©2019 by Vinho e Gastronomia. Proudly created with Wix.com

  • Guto Martinez

Chega de Pinot Grigio?

Produtores italianos repensam a estratégia com a queda nas vendas da uva mais importante do Vêneto


A Pinot Grigio italiana se tornou um imenso sucesso comercial após a entrada no mercado americano na década de 1980, impulsionando a produção na região italiana conhecida como Ter Venezie (Veneto, Friuli-Veneza Giulia e Trentino-Alto Adige) que passou a vender imensas quantidades também para o Reino Unido e a Alemanha. Ao que parece, essa "era de ouro" dá sinais de ter acabado.

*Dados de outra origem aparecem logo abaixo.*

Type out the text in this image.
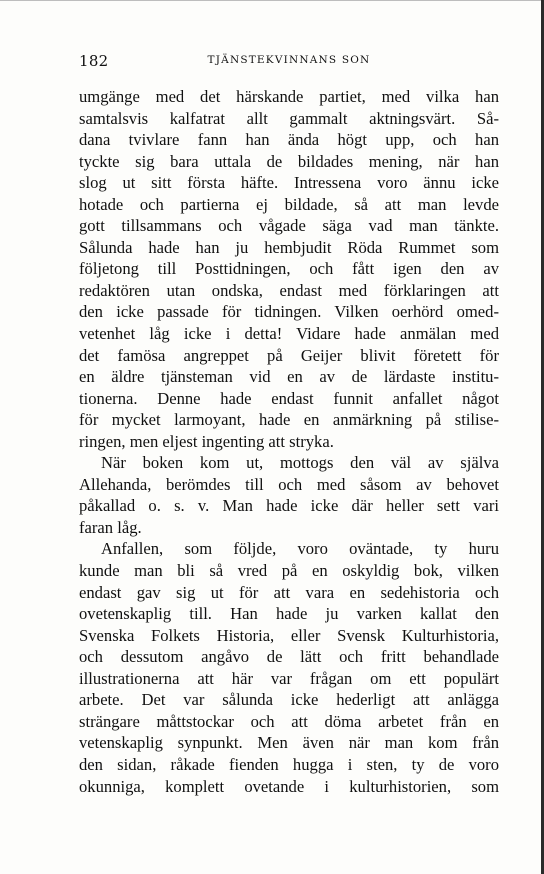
182	TJÄNSTEKVINNANS SON
umgänge med det härskande partiet, med vilka han
samtalsvis kalfatrat allt gammalt aktningsvärt. Så-
dana tvivlare fann han ända högt upp, och han
tyckte sig bara uttala de bildades mening, när han
slog ut sitt första häfte. Intressena voro ännu icke
hotade och partierna ej bildade, så att man levde
gott tillsammans och vågade säga vad man tänkte.
Sålunda hade han ju hembjudit Röda Rummet som
följetong till Posttidningen, och fått igen den av
redaktören utan ondska, endast med förklaringen att
den icke passade för tidningen. Vilken oerhörd omed-
vetenhet låg icke i detta! Vidare hade anmälan med
det famösa angreppet på Geijer blivit företett för
en äldre tjänsteman vid en av de lärdaste institu-
tionerna. Denne hade endast funnit anfallet något
för mycket larmoyant, hade en anmärkning på stilise-
ringen, men eljest ingenting att stryka.
När boken kom ut, mottogs den väl av själva
Allehanda, berömdes till och med såsom av behovet
påkallad o. s. v. Man hade icke där heller sett vari
faran låg.
Anfallen, som följde, voro oväntade, ty huru
kunde man bli så vred på en oskyldig bok, vilken
endast gav sig ut för att vara en sedehistoria och
ovetenskaplig till. Han hade ju varken kallat den
Svenska Folkets Historia, eller Svensk Kulturhistoria,
och dessutom angåvo de lätt och fritt behandlade
illustrationerna att här var frågan om ett populärt
arbete. Det var sålunda icke hederligt att anlägga
strängare måttstockar och att döma arbetet från en
vetenskaplig synpunkt. Men även när man kom från
den sidan, råkade fienden hugga i sten, ty de voro
okunniga, komplett ovetande i kulturhistorien, som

Criada em 2016, a DOC Pinot Grigio delle Venezie viu sua segunda safra ser engarrafada com um enorme desafio em mãos: uma queda abrupta do mercado internacional, responsável por 95% das vendas, e que resulta de um processo que combina a chamada "maturidade" do mercado com a concorrência internacional e a quebra de várias redes do chamado "casual dining" de comida italiana, principalmente britânicas.

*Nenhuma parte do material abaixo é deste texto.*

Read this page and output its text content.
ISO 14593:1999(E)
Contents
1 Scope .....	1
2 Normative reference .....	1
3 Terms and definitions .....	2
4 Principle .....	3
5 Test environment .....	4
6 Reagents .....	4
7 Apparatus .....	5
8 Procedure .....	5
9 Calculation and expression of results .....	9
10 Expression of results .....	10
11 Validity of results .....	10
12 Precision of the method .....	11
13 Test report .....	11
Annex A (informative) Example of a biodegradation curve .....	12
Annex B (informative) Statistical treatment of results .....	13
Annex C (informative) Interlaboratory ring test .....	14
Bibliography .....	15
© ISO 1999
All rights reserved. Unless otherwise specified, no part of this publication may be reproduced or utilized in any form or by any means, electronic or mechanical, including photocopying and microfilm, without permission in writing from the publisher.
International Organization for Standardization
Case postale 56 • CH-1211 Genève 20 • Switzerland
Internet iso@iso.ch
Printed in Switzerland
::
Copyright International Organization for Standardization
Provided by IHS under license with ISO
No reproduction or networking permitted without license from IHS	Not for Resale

O processo de maturidade de mercados resulta da produção muitas vezes incontrolada de um tipo de vinho e que acaba gerando muitos rótulos de qualidade duvidosa que inundam o mercado, que passa a se tornar cada vez mais seletivo e aberto a opções de melhor qualidade. É o que houve com Chianti no "fiasco" de 1960 a 1980, e mais recentemente com o Lambrusco, ainda identificado como um vinho doce, barato e pouco complexo.


Com intenção de evitar maiores problemas, o Pinot Grigio delle Venezie DOC Consorzio realizou um congresso com os produtores, que se tornaram dependentes dos imensos volumes exportados (mais de 1,5 milhão de hectolitros em 2018) e que agora precisam analisar as opções em relação a cada mercado.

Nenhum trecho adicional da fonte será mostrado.